Venezuela: School meals keep hunger at bay for rural communities
6 October, 08:30 - ‘We can’t start without coffee’
We’ve already driven one hour from Coro, the capital of Falcón state where, in July, after 46 years, the World Food Programme (WFP) marked its return to Venezuela with a new school meals programme. In the past four months, more than 130,000 WFP food kits were distributed in 275 schools in Falcón.
At a roadside café in Urumaco, I meet with Nora Arroyo, a nutritionist with local NGO implementing partner CEPOREJUN. In the carpark, Nora’s colleagues and the drivers of two trucks transporting WFP’s food assistance gather. She finished work 11 p.m. last night – another long day of distribution, this time to three schools, must start with black coffee and arepa, a traditional flatbread made of cornmeal.
09:15 - ‘Why do our bodies need proteins?’
A group of 15 parents, mostly women, wait outside the first pre-elementary school we stop at in the farming village of Soledad.
Here, 24 children and four school staff receive monthly WFP supplies.
Nora invites them to gather under a tree. It is the third time they have come to collect their children’s take-home food rations (of rice, lentils, salt and vegetable oil).
She wants to hear how they are preparing the food at home. Lentil stew with vegetables is the children’s favourite. One of the adults, Iusmari, who is holding her baby, raises a hand.
“What we miss for them is protein, we can’t really afford milk,” she says.
Nora explains: “You are right …. proteins form tissues, they build muscles.” She adds: “The rice and lentils in these bags complete each other to form protein. Then, when you mix them with vegetables as you say, you integrate vitamins.”
Schools are gradually reopening across Venezuela. Once their kitchens are operational, WFP plans to serve daily hot meals to the children and staff.
10:30 - ‘My daughter is putting on weight’
We arrive in the small town of Pedregral at a much bigger school, where 254 children and 48 staff receive monthly WFP supplies.

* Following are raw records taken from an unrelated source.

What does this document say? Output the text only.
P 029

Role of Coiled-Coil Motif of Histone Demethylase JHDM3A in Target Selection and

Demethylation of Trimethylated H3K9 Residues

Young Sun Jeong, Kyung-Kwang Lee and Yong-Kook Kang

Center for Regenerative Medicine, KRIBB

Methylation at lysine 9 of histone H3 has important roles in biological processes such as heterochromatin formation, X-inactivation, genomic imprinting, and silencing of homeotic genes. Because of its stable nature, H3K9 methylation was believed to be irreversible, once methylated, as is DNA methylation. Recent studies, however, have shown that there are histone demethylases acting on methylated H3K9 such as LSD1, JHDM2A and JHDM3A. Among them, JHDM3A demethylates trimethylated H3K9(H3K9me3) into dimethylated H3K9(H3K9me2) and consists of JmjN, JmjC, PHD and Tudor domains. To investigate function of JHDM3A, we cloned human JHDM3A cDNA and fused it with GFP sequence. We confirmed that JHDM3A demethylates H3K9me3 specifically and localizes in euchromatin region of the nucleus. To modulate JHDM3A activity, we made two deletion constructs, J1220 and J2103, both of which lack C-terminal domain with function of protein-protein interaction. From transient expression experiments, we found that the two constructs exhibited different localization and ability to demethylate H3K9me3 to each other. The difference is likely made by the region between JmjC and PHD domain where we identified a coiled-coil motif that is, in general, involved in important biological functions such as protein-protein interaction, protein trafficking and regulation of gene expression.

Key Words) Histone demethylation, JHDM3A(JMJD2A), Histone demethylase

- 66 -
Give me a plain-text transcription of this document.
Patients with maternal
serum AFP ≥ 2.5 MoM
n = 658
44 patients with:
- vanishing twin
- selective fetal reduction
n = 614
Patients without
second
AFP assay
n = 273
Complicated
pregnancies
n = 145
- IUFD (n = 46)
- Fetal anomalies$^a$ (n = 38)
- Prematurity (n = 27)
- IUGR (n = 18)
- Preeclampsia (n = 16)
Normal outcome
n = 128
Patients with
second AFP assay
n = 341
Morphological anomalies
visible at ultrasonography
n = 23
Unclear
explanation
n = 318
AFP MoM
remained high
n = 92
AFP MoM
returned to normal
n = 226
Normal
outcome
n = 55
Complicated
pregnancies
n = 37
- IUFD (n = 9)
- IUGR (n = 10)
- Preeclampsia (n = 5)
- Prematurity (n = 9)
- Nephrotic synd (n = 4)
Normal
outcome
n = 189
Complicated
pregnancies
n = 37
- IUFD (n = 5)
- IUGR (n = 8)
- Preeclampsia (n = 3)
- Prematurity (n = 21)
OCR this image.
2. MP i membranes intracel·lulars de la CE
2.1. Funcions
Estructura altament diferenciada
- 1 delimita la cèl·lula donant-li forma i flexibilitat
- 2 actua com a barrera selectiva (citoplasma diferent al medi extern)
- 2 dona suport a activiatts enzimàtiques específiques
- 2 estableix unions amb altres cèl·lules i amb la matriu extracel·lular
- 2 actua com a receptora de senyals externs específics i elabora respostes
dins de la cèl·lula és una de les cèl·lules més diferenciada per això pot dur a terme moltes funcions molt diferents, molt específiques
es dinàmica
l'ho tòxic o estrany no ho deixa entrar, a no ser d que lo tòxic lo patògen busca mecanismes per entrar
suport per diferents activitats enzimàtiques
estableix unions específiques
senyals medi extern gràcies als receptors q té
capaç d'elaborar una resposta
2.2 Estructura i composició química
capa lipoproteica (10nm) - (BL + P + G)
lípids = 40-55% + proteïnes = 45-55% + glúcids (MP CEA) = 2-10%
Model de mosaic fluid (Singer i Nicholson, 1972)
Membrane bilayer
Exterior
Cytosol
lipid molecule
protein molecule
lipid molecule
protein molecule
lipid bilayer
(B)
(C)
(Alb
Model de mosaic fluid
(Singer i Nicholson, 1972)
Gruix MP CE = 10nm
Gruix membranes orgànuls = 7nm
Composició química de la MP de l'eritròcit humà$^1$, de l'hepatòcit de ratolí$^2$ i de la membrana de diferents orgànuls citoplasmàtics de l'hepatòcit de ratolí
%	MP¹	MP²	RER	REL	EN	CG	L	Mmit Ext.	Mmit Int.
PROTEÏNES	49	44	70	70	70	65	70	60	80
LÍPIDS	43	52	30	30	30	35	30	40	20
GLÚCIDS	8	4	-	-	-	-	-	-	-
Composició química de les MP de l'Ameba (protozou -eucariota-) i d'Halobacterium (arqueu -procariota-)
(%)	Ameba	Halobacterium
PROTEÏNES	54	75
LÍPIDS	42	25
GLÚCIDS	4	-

Parents are sitting on long wooden benches in a shaded area of the playground. There are many more bags of food to offload from the truck.
While Nora begins another conversation, 4-year-old Thania plays with her mother. “She has had nutritional problems,” says Maria. “With the food she is receiving Thania is now putting on weight. She has gained 2kg. She eats the lentils. She likes them together with rice and other ingredients.”
11:45 - ‘It’s a tough route’
After Pedregal, the asphalt quickly disappears. There are no other vehicles on this road than our convoy stirring up the dust. Only cactus and thorny trees crop up in this isolated rocky landscape in Falcón state. Our pace slows when we hit the hills. It feels like it is going to be a long 100km to Piedra Grande – today’s final destination. Parts of the stony road have been washed away. Angel, the truck driver, manoeuvres calmly with reggaeton playing in his cabin. “This access is difficult,” says Angel. You saw that some small bridges have collapsed. But we will get there. We have to make this effort to reach the children who need it.”
13:30 - ‘We need shovels’.
Angel and his assistants find themselves almost knee-deep in the mud. The truck’s got stuck in the mud crossing a large riverbed. Branches and stones are thrown under the wheels, but it won’t budge.
“We need spades to free the wheels and the chassis”, says Angel. Local villagers are alerted and eventually arrive on motorbikes with the needed tools. After a 90-minute delay, we are on the move again. It’s only a few kilometers to Piedra Grande. “During the rainy season, we’ll have to come back with all-terrain vehicle.”
15:15 - ‘I am very grateful’
One last left turn and the small convoy finally makes it to the village of Piedra Grande, three hours after leaving Pedregal – the challenging route we’ve taken is this community’s lifeline to fuel, food, or medical supplies.
The school is tiny: one tin-roofed room whose interior walls are painted yellow and green. With apologies for the delay, the team distribute the monthly WFP supplies to 27 children and 2 staff.
Ana is here to collect the take-home ration on behalf of Angel, her 3-year-old great-grandchild. Aged 73, she took on this responsibility when Angel’s father left home – his mother cares for another child, hospitalized in a neighbouring state. “Many needed this assistance you are providing, and they could do with a wider variety of products”, says Ana. “Since the programme started, we have seen children get better. Angel is more alert when he plays. He says he wants to come to school so he doesn’t miss out on the food.”